My ex and I are still good friends, and every now and then he confess's his undying love for me. His mother is my baby's Godmother. His family was basically my family for 4 years and they still love me and visit me. My husband didn't like that at first but, he thinks they are good people and I told him I wouldn't stop seeing them because I thought of them as my family.

I just feel that I belong with my ex, and he still wants to be with me. I'm only 22 and it's only be 2 1/2 years since we last were together. My husband and I have been together 2 years and we only been married 6 months. I just don't want to spend the rest of my life In Love with someone else. And knowing that he is in Love and wants to be with me too. Like I said, I love my husband and there is nothing wrong with him. I just feel I made a few bad decisions and now I have to pay the consequence. My ex is my best friend and I couldn't imagine him not being in my life, even if he is just a friend. It's better that nothing. Does anyone have any advice?

statictable
Sep 28, 2007, 10:53 AM
Maybe you should try to get a better grip on reality. Your experiences are shared by millions and there comes a time when YOU will realize that your value as a human being is working through each day as if it were your last and don't take yourself so seriously. The weight you carry is all yours and if you want you can just set it down and let it rest. Life goes on, we all survive and if we have a life we'll not have the time or desire to contemplate all of the complexities of social-moral obligation, the sounds of injustice created by one's actions and so on. Time to move on, get a life and let go of all this drama. PLEASE, in the name of life.

Zell
Sep 28, 2007, 11:01 AM
Wow... ummm
You proberbly already know this, but you should have stopped your relationship with you husband a LONG time ago.
Trying to have your EX (the man you actually in love with) as your friend won't work. You have to make a choice now. To tell you husband its over, and try remain civilised for you kid. Cus to be hounest, you was thinking of your ex ON your wedding day!
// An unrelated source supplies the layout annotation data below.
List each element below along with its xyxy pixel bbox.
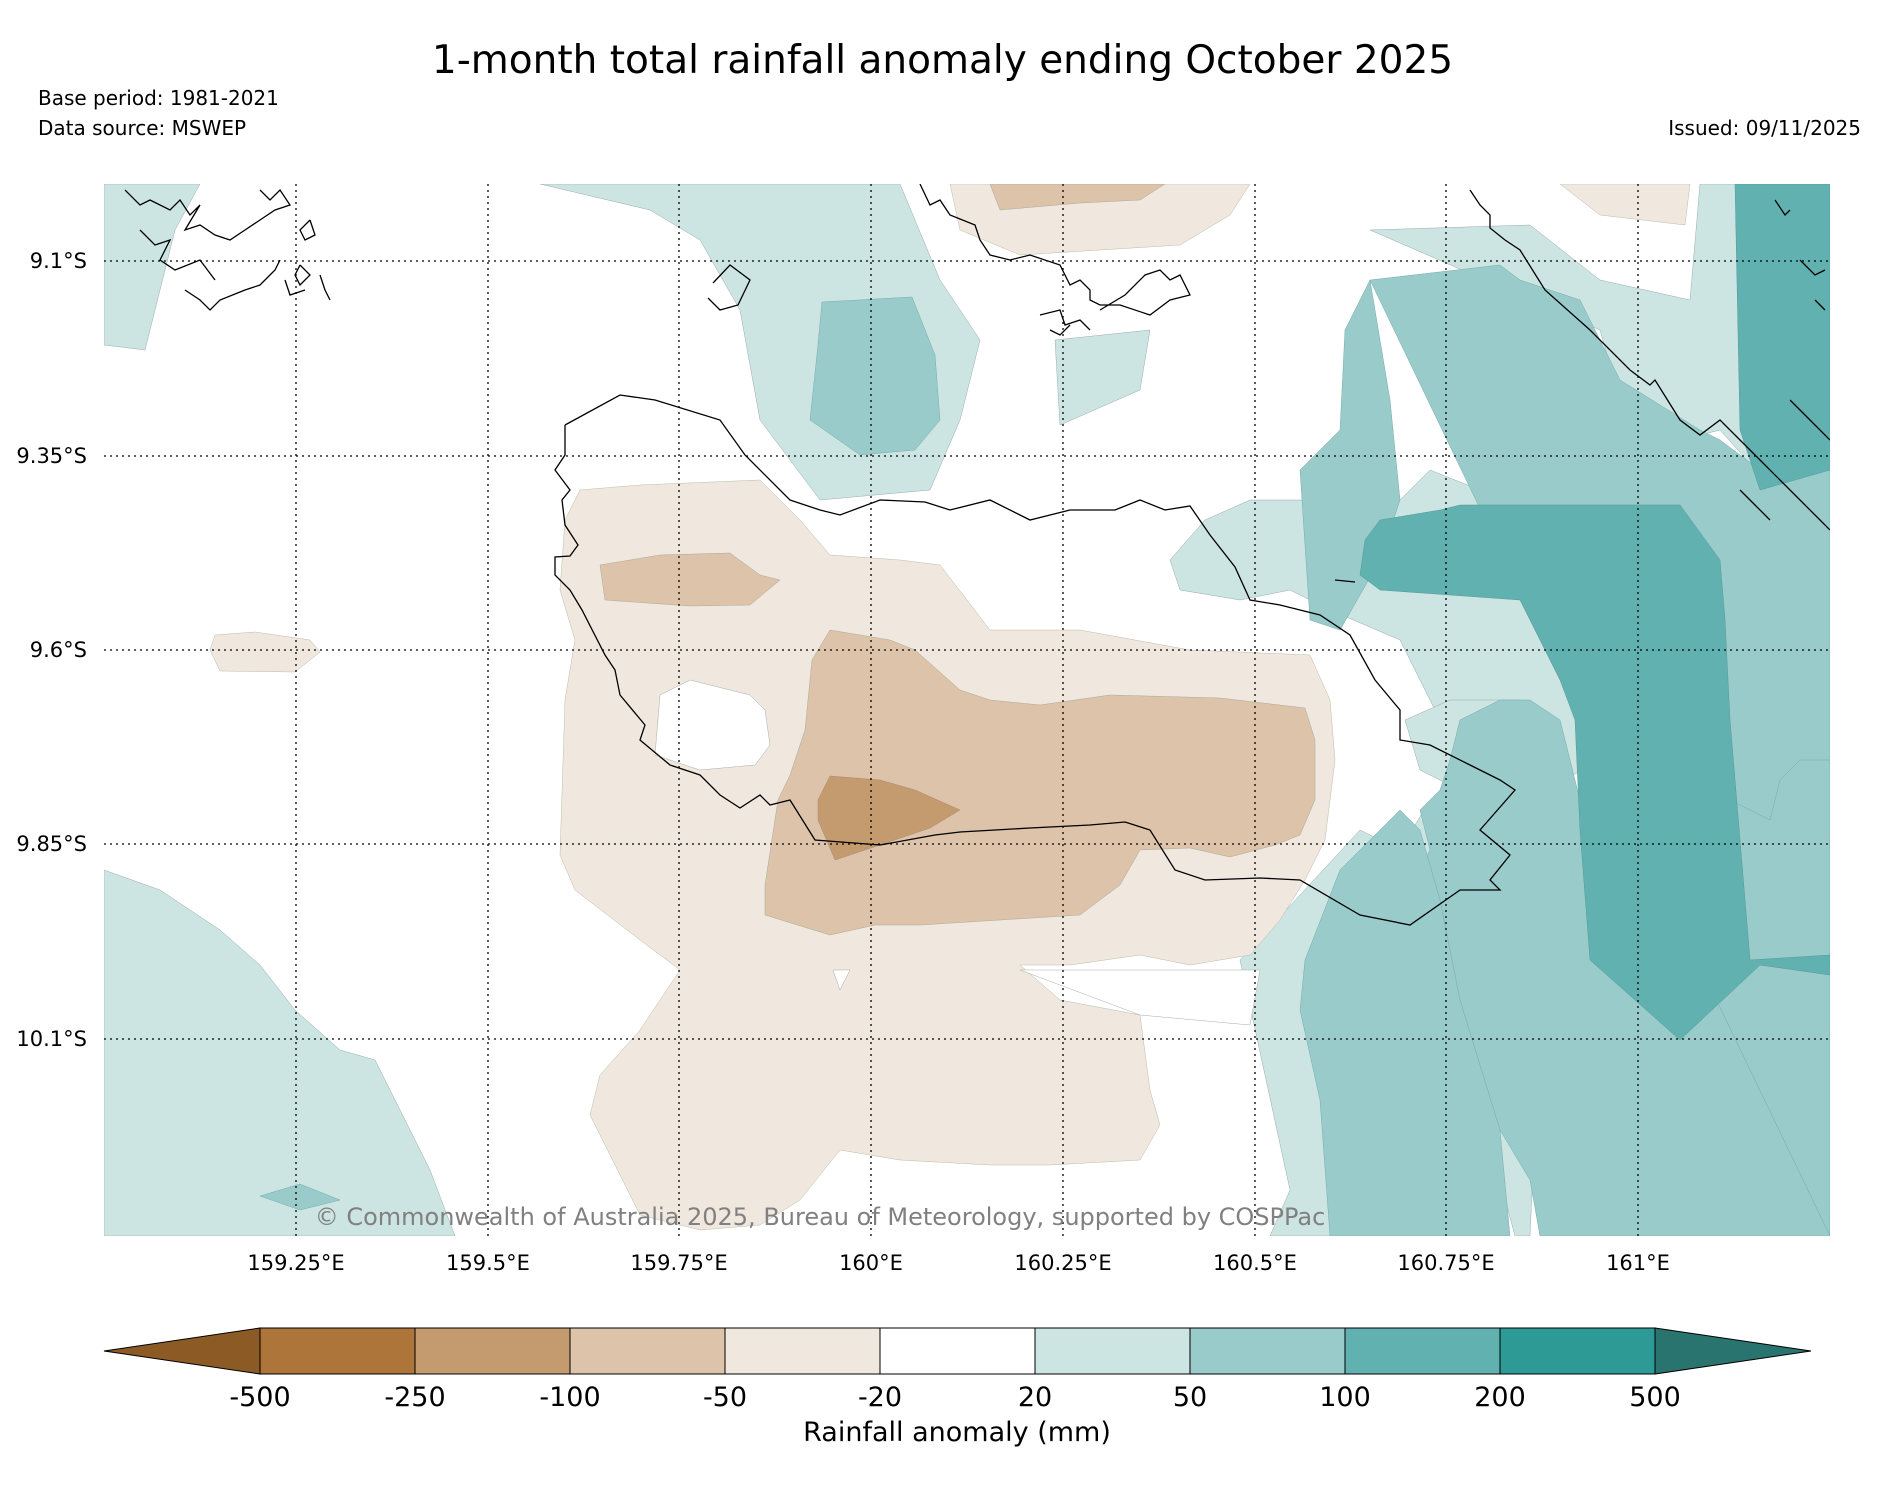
lat-label: 9.85°S (16, 832, 87, 856)
colorbar: -500 -250 -100 -50 -20 20 50 100 200 500… (103, 1327, 1812, 1448)
colorbar-tick: -50 (703, 1382, 747, 1413)
colorbar-tick: -20 (858, 1382, 902, 1413)
lon-label: 159.75°E (630, 1251, 727, 1275)
lat-label: 9.6°S (30, 638, 87, 662)
colorbar-tick: 50 (1173, 1382, 1207, 1413)
lon-label: 160.25°E (1014, 1251, 1111, 1275)
colorbar-label: Rainfall anomaly (mm) (803, 1417, 1111, 1448)
colorbar-tick: 500 (1629, 1382, 1681, 1413)
lon-label: 160.75°E (1397, 1251, 1494, 1275)
colorbar-tick: -250 (384, 1382, 445, 1413)
data-source: Data source: MSWEP (38, 116, 247, 140)
colorbar-extend-left (103, 1327, 261, 1375)
colorbar-segment (724, 1327, 881, 1375)
colorbar-tick: 100 (1319, 1382, 1371, 1413)
coastline (124, 184, 1830, 926)
copyright-text: © Commonwealth of Australia 2025, Bureau… (315, 1203, 1326, 1231)
lon-label: 161°E (1606, 1251, 1670, 1275)
map-plot-area: © Commonwealth of Australia 2025, Bureau… (104, 184, 1830, 1236)
lon-label: 159.25°E (247, 1251, 344, 1275)
lon-labels: 159.25°E 159.5°E 159.75°E 160°E 160.25°E… (247, 1251, 1670, 1275)
lat-label: 10.1°S (16, 1027, 87, 1051)
colorbar-segment (414, 1327, 571, 1375)
contour-neg250-neg100 (817, 775, 961, 861)
lat-label: 9.35°S (16, 444, 87, 468)
map-title: 1-month total rainfall anomaly ending Oc… (431, 38, 1454, 83)
colorbar-segment (1344, 1327, 1501, 1375)
issued-date: Issued: 09/11/2025 (1668, 116, 1861, 140)
lon-label: 159.5°E (446, 1251, 530, 1275)
colorbar-segment (259, 1327, 416, 1375)
base-period: Base period: 1981-2021 (38, 86, 279, 110)
colorbar-segment (1499, 1327, 1656, 1375)
graticule (104, 184, 1830, 1236)
colorbar-segment (569, 1327, 726, 1375)
colorbar-segment (1034, 1327, 1191, 1375)
colorbar-tick: 200 (1474, 1382, 1526, 1413)
contour-neutral-holes (654, 679, 1261, 1026)
colorbar-extend-right (1654, 1327, 1812, 1375)
colorbar-tick: -500 (229, 1382, 290, 1413)
colorbar-segment (1189, 1327, 1346, 1375)
lon-label: 160.5°E (1213, 1251, 1297, 1275)
contour-100-200 (1359, 184, 1830, 1041)
lon-label: 160°E (839, 1251, 903, 1275)
lat-labels: 9.1°S 9.35°S 9.6°S 9.85°S 10.1°S (16, 249, 87, 1051)
colorbar-segment (879, 1327, 1036, 1375)
lat-label: 9.1°S (30, 249, 87, 273)
colorbar-tick: -100 (539, 1382, 600, 1413)
colorbar-tick: 20 (1018, 1382, 1052, 1413)
contour-neg100-neg50 (599, 184, 1316, 936)
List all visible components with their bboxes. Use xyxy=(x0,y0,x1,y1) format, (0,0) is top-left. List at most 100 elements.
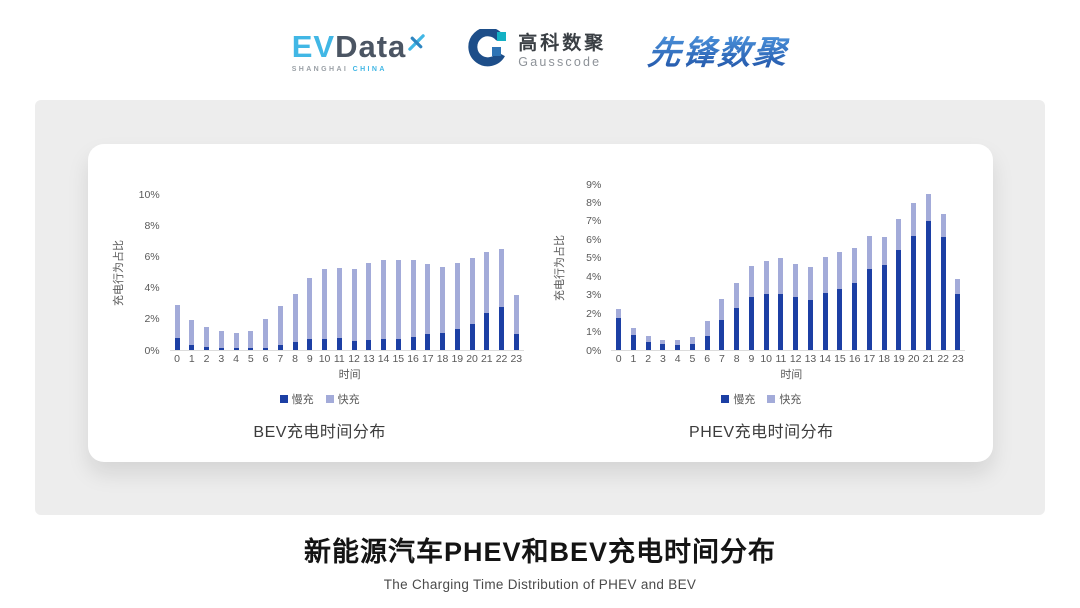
bar-segment-fast xyxy=(218,331,224,349)
bar-segment-fast xyxy=(469,257,475,325)
y-tick-label: 8% xyxy=(144,219,160,232)
bar-segment-slow xyxy=(645,341,651,350)
bar-hour-9 xyxy=(748,266,754,350)
bar-segment-fast xyxy=(866,235,872,269)
bar-hour-14 xyxy=(381,259,387,350)
x-tick-label: 22 xyxy=(937,352,950,365)
y-axis-title-text: 充电行为占比 xyxy=(112,240,125,306)
chart-card: 充电行为占比 0% 2% 4% 6% 8% 10% 0 1 2 3 4 5 6 7 8 9 10 11 12 13 14 1… xyxy=(88,144,993,462)
bar-hour-16 xyxy=(852,247,858,350)
bar-segment-slow xyxy=(748,297,754,350)
bar-segment-slow xyxy=(395,339,401,350)
bar-segment-fast xyxy=(307,278,313,340)
bar-hour-5 xyxy=(248,331,254,350)
x-axis-ticks: 0 1 2 3 4 5 6 7 8 9 10 11 12 13 14 15 16 17 18 19 20 21 22 23 xyxy=(170,351,524,366)
y-tick-label: 4% xyxy=(586,270,602,283)
bar-hour-0 xyxy=(174,304,180,350)
y-axis-ticks: 0% 2% 4% 6% 8% 10% xyxy=(126,189,166,355)
plot-canvas xyxy=(169,195,524,351)
x-tick-label: 14 xyxy=(377,352,390,365)
bar-segment-fast xyxy=(925,194,931,221)
bar-hour-6 xyxy=(263,318,269,350)
y-tick-label: 2% xyxy=(144,313,160,326)
bar-hour-23 xyxy=(513,294,519,350)
bar-segment-slow xyxy=(322,339,328,350)
bar-hour-7 xyxy=(719,299,725,350)
x-tick-label: 18 xyxy=(878,352,891,365)
x-tick-label: 8 xyxy=(733,352,740,365)
legend-swatch xyxy=(325,395,334,403)
x-tick-label: 1 xyxy=(630,352,637,365)
y-tick-label: 5% xyxy=(586,252,602,265)
bar-hour-22 xyxy=(499,248,505,350)
bar-hour-20 xyxy=(911,203,917,350)
x-tick-label: 5 xyxy=(247,352,254,365)
plot-area: 充电行为占比 0% 2% 4% 6% 8% 10% xyxy=(110,171,530,356)
bar-segment-fast xyxy=(204,326,210,347)
bar-segment-fast xyxy=(896,219,902,251)
bar-segment-fast xyxy=(499,248,505,308)
bar-segment-fast xyxy=(689,337,695,345)
bar-segment-slow xyxy=(881,265,887,350)
bar-segment-slow xyxy=(233,348,239,350)
bar-hour-7 xyxy=(277,306,283,350)
bar-segment-fast xyxy=(440,267,446,333)
x-tick-label: 11 xyxy=(775,352,787,365)
y-tick-label: 2% xyxy=(586,307,602,320)
y-axis-title-text: 充电行为占比 xyxy=(554,235,567,301)
y-tick-label: 6% xyxy=(144,250,160,263)
bar-segment-slow xyxy=(204,346,210,350)
chart-title: BEV充电时间分布 xyxy=(253,424,386,441)
gausscode-g-icon xyxy=(467,26,509,76)
bar-segment-fast xyxy=(425,264,431,335)
bar-segment-fast xyxy=(630,327,636,336)
bar-segment-slow xyxy=(410,336,416,350)
bar-segment-slow xyxy=(366,339,372,350)
bar-segment-fast xyxy=(911,203,917,236)
bar-segment-slow xyxy=(660,344,666,350)
y-tick-label: 8% xyxy=(586,196,602,209)
bar-segment-fast xyxy=(675,339,681,346)
bar-hour-20 xyxy=(469,257,475,350)
x-tick-label: 7 xyxy=(277,352,284,365)
legend-item: 快充 xyxy=(767,391,801,407)
bar-hour-22 xyxy=(940,213,946,350)
bar-segment-fast xyxy=(778,257,784,294)
bar-hour-3 xyxy=(218,331,224,350)
legend-item: 慢充 xyxy=(279,391,314,407)
x-tick-label: 0 xyxy=(615,352,622,365)
evdata-tagline: SHANGHAI CHINA xyxy=(292,66,387,73)
bar-hour-5 xyxy=(689,337,695,350)
bar-segment-fast xyxy=(351,268,357,341)
y-tick-label: 10% xyxy=(138,188,160,201)
bar-hour-15 xyxy=(395,259,401,350)
bar-hour-4 xyxy=(233,332,239,350)
x-tick-label: 7 xyxy=(719,352,725,365)
bar-segment-fast xyxy=(336,268,342,339)
bar-hour-16 xyxy=(410,259,416,350)
plot-area: 充电行为占比 0% 1% 2% 3% 4% 5% 6% 7% 8% 9% xyxy=(551,171,971,356)
legend-label: 快充 xyxy=(337,394,360,406)
legend-label: 慢充 xyxy=(291,394,314,406)
bar-hour-6 xyxy=(704,320,710,350)
gausscode-text: 高科数聚 Gausscode xyxy=(518,34,606,69)
bar-segment-fast xyxy=(763,261,769,294)
bar-hour-11 xyxy=(778,257,784,350)
legend: 慢充 快充 xyxy=(551,390,971,408)
bar-segment-slow xyxy=(675,345,681,350)
bar-segment-fast xyxy=(454,262,460,329)
x-tick-label: 13 xyxy=(362,352,375,365)
bar-segment-slow xyxy=(513,334,519,350)
bar-segment-slow xyxy=(866,268,872,350)
y-tick-label: 0% xyxy=(144,344,160,357)
x-tick-label: 15 xyxy=(392,352,405,365)
bar-segment-slow xyxy=(263,347,269,350)
bar-hour-4 xyxy=(675,339,681,350)
content-panel: 充电行为占比 0% 2% 4% 6% 8% 10% 0 1 2 3 4 5 6 7 8 9 10 11 12 13 14 1… xyxy=(35,100,1045,515)
bar-segment-slow xyxy=(822,292,828,350)
x-axis-ticks: 0 1 2 3 4 5 6 7 8 9 10 11 12 13 14 15 16 17 18 19 20 21 22 23 xyxy=(611,351,965,366)
bar-segment-fast xyxy=(322,268,328,340)
bar-hour-2 xyxy=(204,326,210,350)
x-tick-label: 2 xyxy=(645,352,652,365)
bar-segment-slow xyxy=(469,324,475,350)
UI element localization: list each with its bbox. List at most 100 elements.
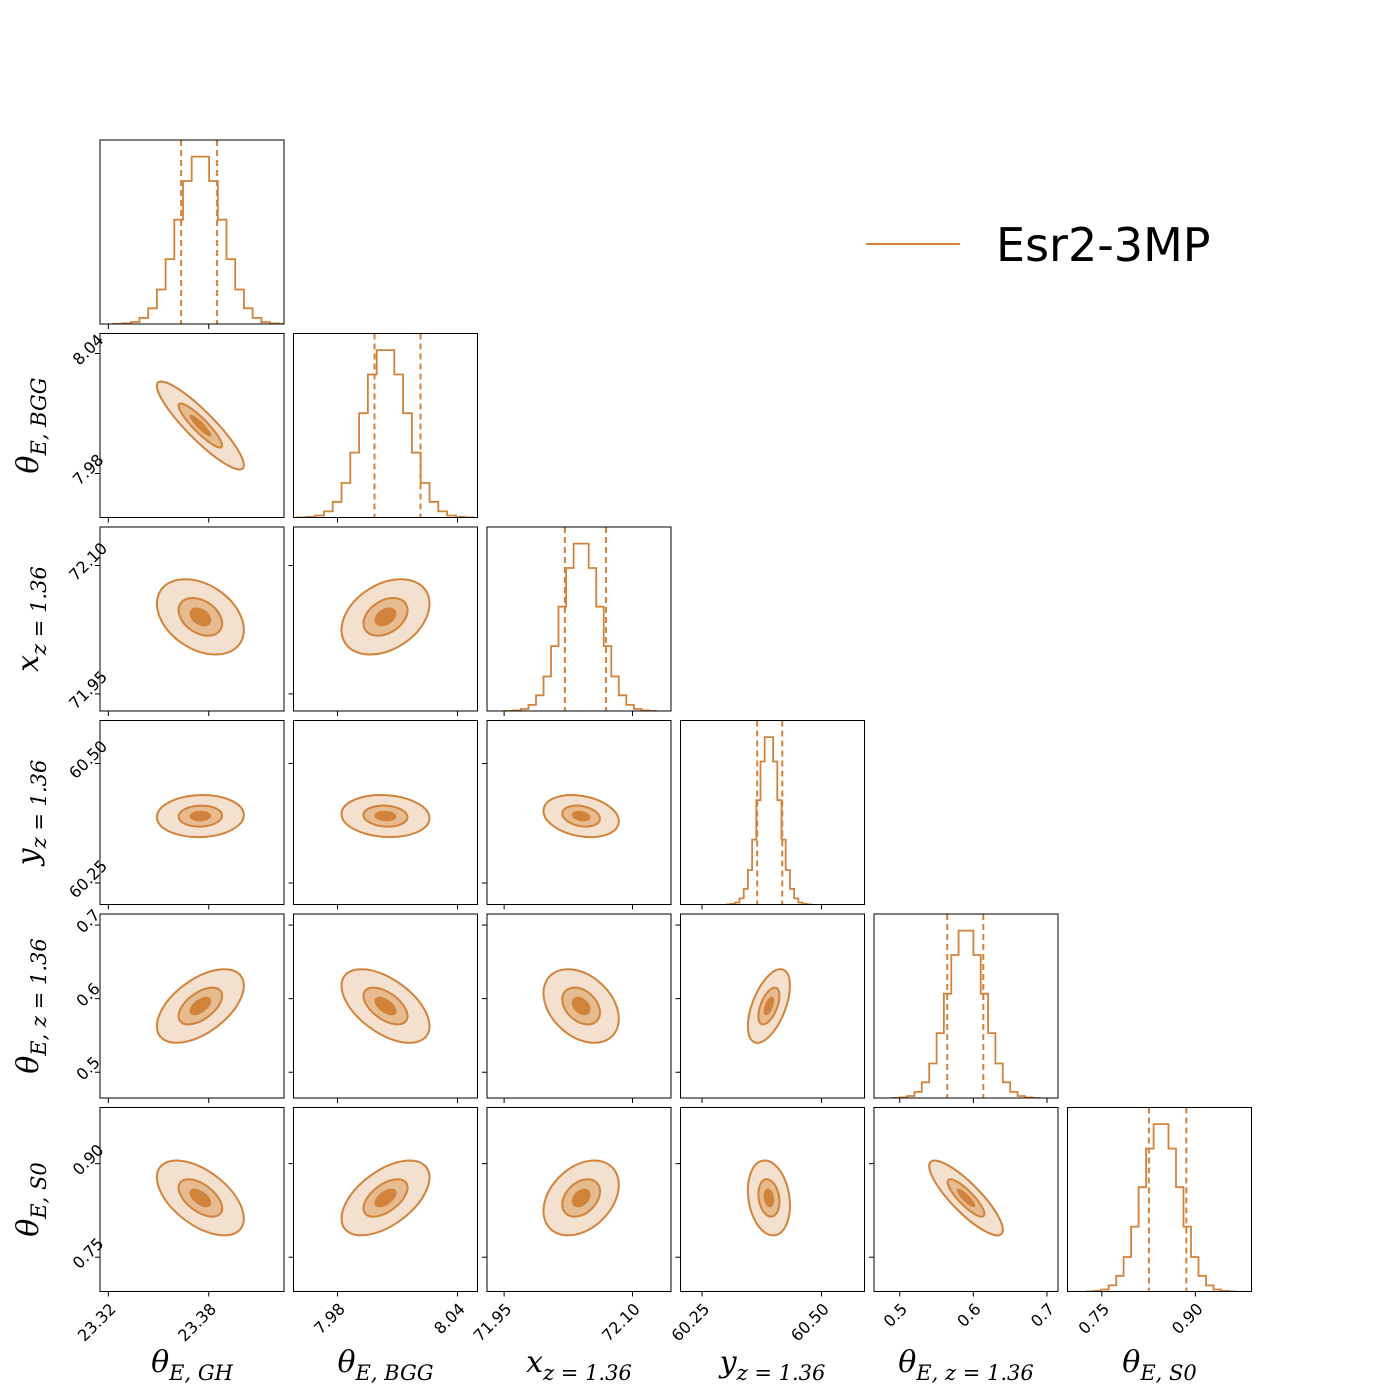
panel-frame [293,526,478,712]
contour-inner-theta_E_BGG-theta_E_S0 [374,1188,397,1208]
x-axis-label-sub-theta_E_S0: E, S0 [1139,1361,1196,1385]
panel-theta_E_BGG-vs-theta_E_BGG [293,333,478,523]
x-tick-label-y_z136-0: 60.25 [667,1299,713,1345]
y-axis-label-sub-theta_E_z136: E, z = 1.36 [27,938,51,1056]
panel-frame [99,526,285,712]
panel-content [928,1159,1004,1237]
y-tick-label-theta_E_BGG-0: 7.98 [69,450,108,489]
panel-content [340,968,431,1044]
contour-inner-y_z136-theta_E_S0 [763,1188,775,1208]
x-tick-label-theta_E_GH-1: 23.38 [174,1299,220,1345]
panel-frame [680,913,865,1099]
y-axis-label-theta_E_z136: θE, z = 1.36 [11,938,51,1074]
panel-frame [1067,1107,1252,1292]
x-tick-label-theta_E_z136-0: 0.5 [880,1299,911,1330]
x-tick-label-theta_E_z136-2: 0.7 [1027,1299,1058,1330]
panel-frame [873,913,1059,1099]
panel-theta_E_S0-vs-theta_E_BGG: 7.98 8.04 θE, BGG [288,1107,478,1385]
y-axis-label-sub-y_z136: z = 1.36 [27,760,51,850]
panel-content [155,1159,245,1237]
x-tick-label-theta_E_BGG-1: 8.04 [430,1299,469,1338]
panel-theta_E_z136-vs-theta_E_GH: 0.5 0.6 0.7 θE, z = 1.36 [11,905,285,1103]
x-tick-label-x_z136-1: 72.10 [598,1299,644,1345]
x-axis-label-x_z136: xz = 1.36 [526,1345,632,1385]
panel-content [340,578,431,656]
panel-x_z136-vs-theta_E_GH: 71.95 72.10 xz = 1.36 [11,526,285,716]
y-tick-label-y_z136-1: 60.50 [65,737,111,783]
panel-theta_E_GH-vs-theta_E_GH [99,139,285,329]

That alone should have reason enough to stop it. Your husband is going to get hurt either way now, either you break it with him soon and or your string it out, making yourself even more unhappy, and making it even harder to end.

Im 20, and I'm still learning life lessons myself, one thing I have learned about relationships, whatever kind they are, is not to play jelousy games, because they ALWAYS backfire or go wrong.

Personally it would be really selfish of you to keep your marrige going if you don't love your husband as much as you love your ex.
Good luck.

talaniman
Sep 28, 2007, 11:46 AM
Be honest with your husband, and finally tell him the truth.